El trámite, realizado vía Marcanet, no solo protege el nombre, sino también el "diseño tridimensional" del ave. Según la solicitud, la marca cubrirá servicios de educación, formación, entretenimiento y actividades deportivas y culturales.
La intervención de la Secretaría de Economía fue necesaria debido a un conflicto de intereses de alta tensión: alguien en Yucatán intentó registrar al pato primero. Ante semejante crisis de propiedad industrial, el IMPI decidió intervenir para garantizar que la marca quedara en manos de la familia, basándose en que es un "hecho público y notorio" que el animal vive con ellos.

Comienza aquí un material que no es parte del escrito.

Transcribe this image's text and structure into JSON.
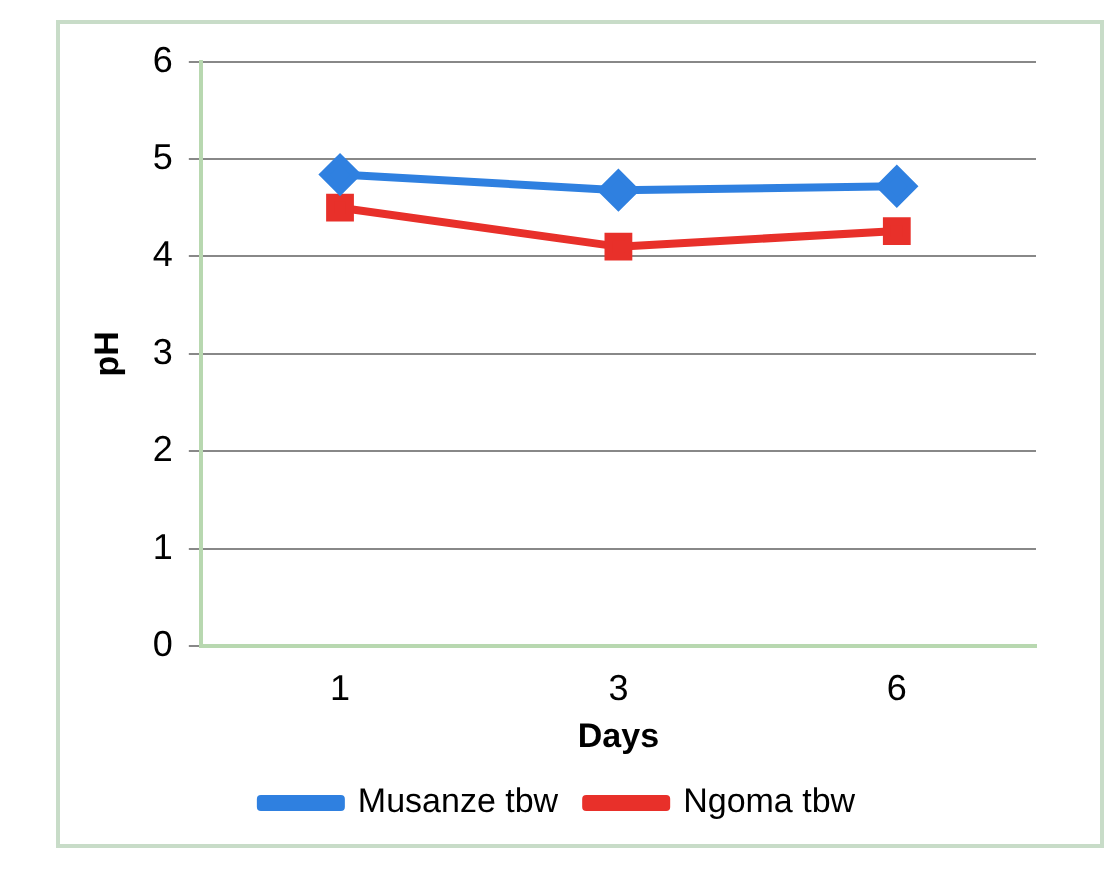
{
  "chart_data": {
    "type": "line",
    "xlabel": "Days",
    "ylabel": "pH",
    "categories": [
      "1",
      "3",
      "6"
    ],
    "series": [
      {
        "name": "Musanze tbw",
        "color": "#2f80e0",
        "values": [
          4.84,
          4.68,
          4.72
        ],
        "marker": "diamond"
      },
      {
        "name": "Ngoma tbw",
        "color": "#e8302a",
        "values": [
          4.5,
          4.1,
          4.26
        ],
        "marker": "square"
      }
    ],
    "ylim": [
      0,
      6
    ],
    "yticks": [
      0,
      1,
      2,
      3,
      4,
      5,
      6
    ],
    "grid": "y",
    "legend": "bottom"
  }
}
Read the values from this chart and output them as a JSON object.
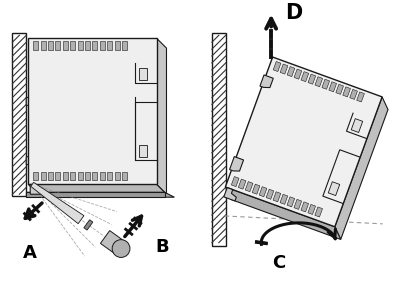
{
  "bg_color": "#ffffff",
  "fig_width": 4.08,
  "fig_height": 2.91,
  "dpi": 100,
  "label_A": "A",
  "label_B": "B",
  "label_C": "C",
  "label_D": "D",
  "label_fontsize": 13,
  "label_fontweight": "bold",
  "ec": "#1a1a1a",
  "fc": "#f5f5f5",
  "fc_shadow": "#d0d0d0",
  "fc_rib": "#c0c0c0",
  "ac": "#111111",
  "wall_fc": "#aaaaaa",
  "wall_hatch": "#555555"
}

Durante el acto, Ebrard explicó con solemnidad que todas las solicitudes pasan por un análisis técnico y jurídico para garantizar la "certeza, legalidad y transparencia" de los activos intangibles en el país.
Mientras el Gobierno Federal blinda la propiedad intelectual del ave, el Pato Merlín ya opera como una empresa: tiene cuenta de Instagram, una ilustración con la camiseta de la Selección y un representante para gestionar entrevistas.
El Pato Merlín ya es marca registrada y ahora cuenta con el respaldo jurídico del Estado mexicano.